Deadline Approaching: Call for Submissions: TFW “Love as a Radical Act” Forum

Times always seem to be especially trying for those of us committed to transnationally eradicating anti-feminist, racist, and imperialist politics both publicly and privately. Like most years, 2013 has been especially challenging, and the year is not yet over.

Admittedly, we’ve had a lot to celebrate. For example, Editorial Collective (EC) member Darnell L. Moore helped launch “Ring the Bell,” a movement that combats violence against women, several EC members learned that we would be sharing our work at the National Women’s Studies Association (NWSA) and Association for the Study of the Worldwide African Diaspora (ASWAD), and EC member Andrea Plaid was featured on the Melissa Harris Perry show and was instrumental in convincing The New York Times to “Drop the I-Word.”

On the other hand, we’ve experienced more than our fair share of anger and frustration. We mourned Hadiya Pendleton, defended the racist and sexist attacks against Quvenzhané Wallis, struggled with the Steubenville rape case, featured the NRA on our recently implemented “Wall of Shame” for promoting a company that sells a shooting target that is supposed to represent the shooter’s “ex-girlfriend,” ached deeply as the FBI—with the support of President Obama and Attorney General Holder—placed Assata Shakur on its “Most Wanted List,” and most recently were devastated when George Zimmerman was found “Not Guilty.”

June Jordan

June Jordan

Part of our mission declares that we seek to valorize, sustain, and “create alternative frameworks to build a just and equitable society.” During times such as these—times of celebration and despair—we all agree that love is a necessity. It is important to point out, however, that feminists have long been thinking about the importance of love and its relationship to the work we do, as well as our personal lives. June Jordan once said:

I am a feminist, and what that means to me is much the same as the meaning of the fact that I am Black. It means that I must undertake to love myself and to respect myself as though my very life depends upon self-love and self-respect.

We, like Jordan, recognize that in order to affect the most progressive kind of change, we must embrace love for the self. We also recognize that love is as much an action as it is a feeling, and this requires the kind of care and attention that we often don’t allow ourselves time to understand and practice. Along those lines, bell hooks once said,

Genuine love is rarely an emotional space where needs are instantly gratified. To know love we have to invest time and commitment…dreaming that love will save us, solve all our problems or provide a steady state of bliss or security only keeps us stuck in wishful fantasy, undermining the real power of the love, which is to transform us. Many people want love to function like a drug, giving them an immediate and sustained high.
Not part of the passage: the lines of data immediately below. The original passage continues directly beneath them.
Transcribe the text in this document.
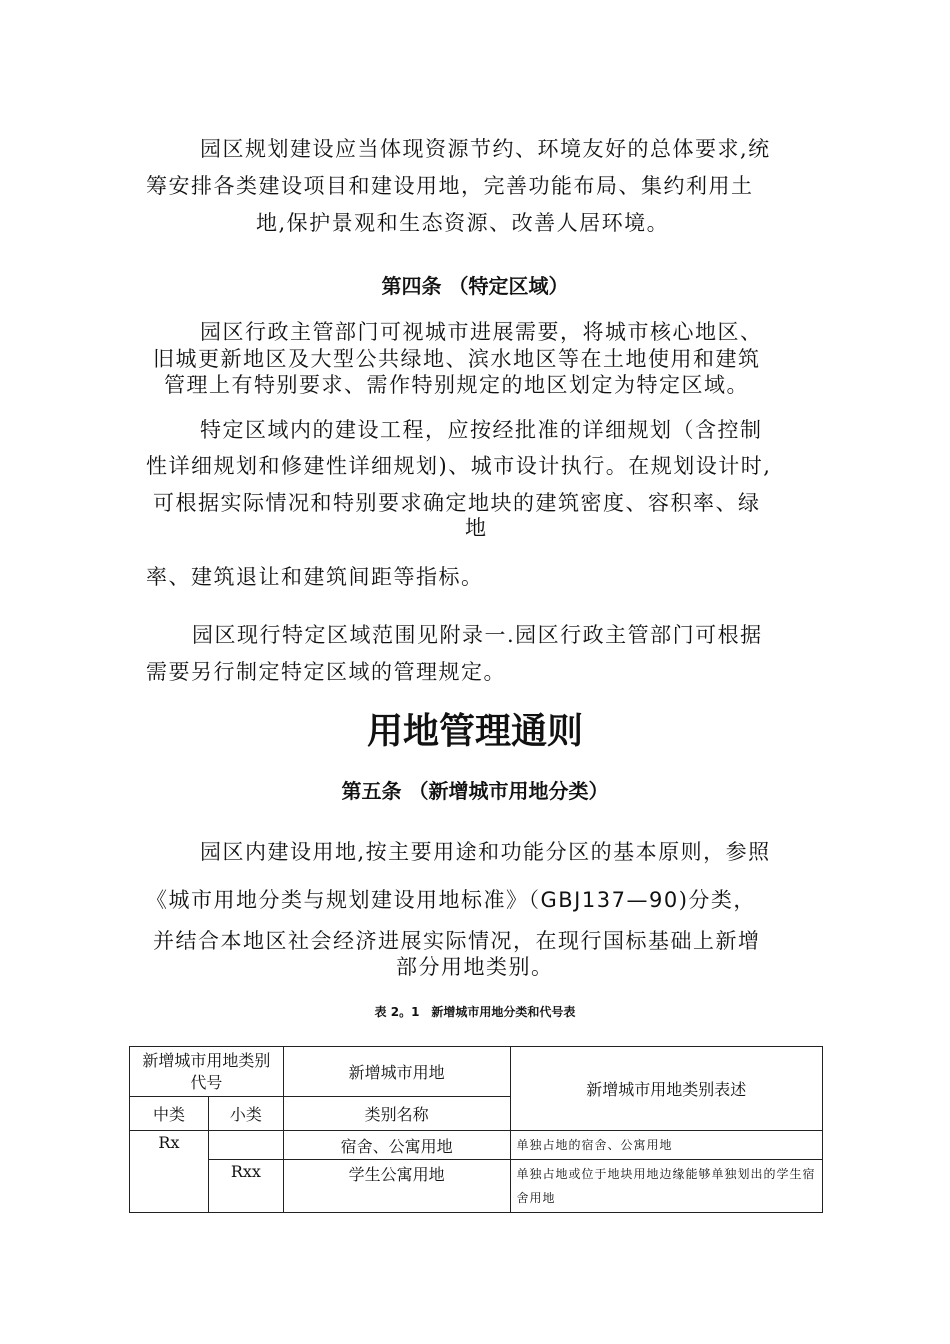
园区规划建设应当体现资源节约、环境友好的总体要求,统
筹安排各类建设项目和建设用地，完善功能布局、集约利用土
地,保护景观和生态资源、改善人居环境。
第四条 （特定区域）
园区行政主管部门可视城市进展需要，将城市核心地区、
旧城更新地区及大型公共绿地、滨水地区等在土地使用和建筑
管理上有特别要求、需作特别规定的地区划定为特定区域。
特定区域内的建设工程，应按经批准的详细规划（含控制
性详细规划和修建性详细规划)、城市设计执行。在规划设计时,
可根据实际情况和特别要求确定地块的建筑密度、容积率、绿
地
率、建筑退让和建筑间距等指标。
园区现行特定区域范围见附录一.园区行政主管部门可根据
需要另行制定特定区域的管理规定。
用地管理通则
第五条 （新增城市用地分类）
园区内建设用地,按主要用途和功能分区的基本原则，参照
《城市用地分类与规划建设用地标准》（GBJ137—90)分类，
并结合本地区社会经济进展实际情况，在现行国标基础上新增
部分用地类别。
表 2。1　新增城市用地分类和代号表
新增城市用地类别代号		新增城市用地	新增城市用地类别表述
中类	小类	类别名称	
Rx		宿舍、公寓用地	单独占地的宿舍、公寓用地
	Rxx	学生公寓用地	单独占地或位于地块用地边缘能够单独划出的学生宿舍用地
They want to do nothing, just passively receive the good feeling.

bell hooks

bell hooks

The “Love as a Radical Act” forum, then, asks us to articulate and re-conceptualize the meaning and importance of love for self, for each other, and for community. What models do we have for the kind of love that is conducive to feminist and womanist ontologies and epistemologies? How might we reimagine these models in order to reflect contemporary concerns? What existing forces pose the most concerning challenges for feminist and womanist love for self, others, and community? How might we effectively resist these challenges? We hope that you will join us for open, forthright, and healthy, but admittedly difficult, dialogue by addressing these and other important questions related to love as a concept, emotion, and action.

Please submit unpublished poetry, fiction (original), memoir, drama, visual art, film, design, and works that cross generic boundaries, essays, op-eds, and Love Notes to Submittable by August 9, 2013. You may be wondering about “Love Notes.” In these times of growing skepticism and mounting critique rightly aimed at the myriad forms of structural conditions that negatively impact women and children around the world, we recognize the need for self-care and acts of love-making within our communities. Thus, “Love Notes” create spaces on The Feminist Wire where we can counteract the violence of oppressions through offerings of praise, support, solidarity, and love. It is a radical space where we, for once, seek to forego the use of the “master’s tools” (i.e. war, in-fighting, communal dissolution, hatred, separation, and prejudices) by employing a different and revolutionary tactic, namely, love.

Please also include a brief biography (approximately 150 words) and a photograph. Finally, please mark your submission “Love Forum” so that we can easily identify your work.

We look forward to receiving your submissions!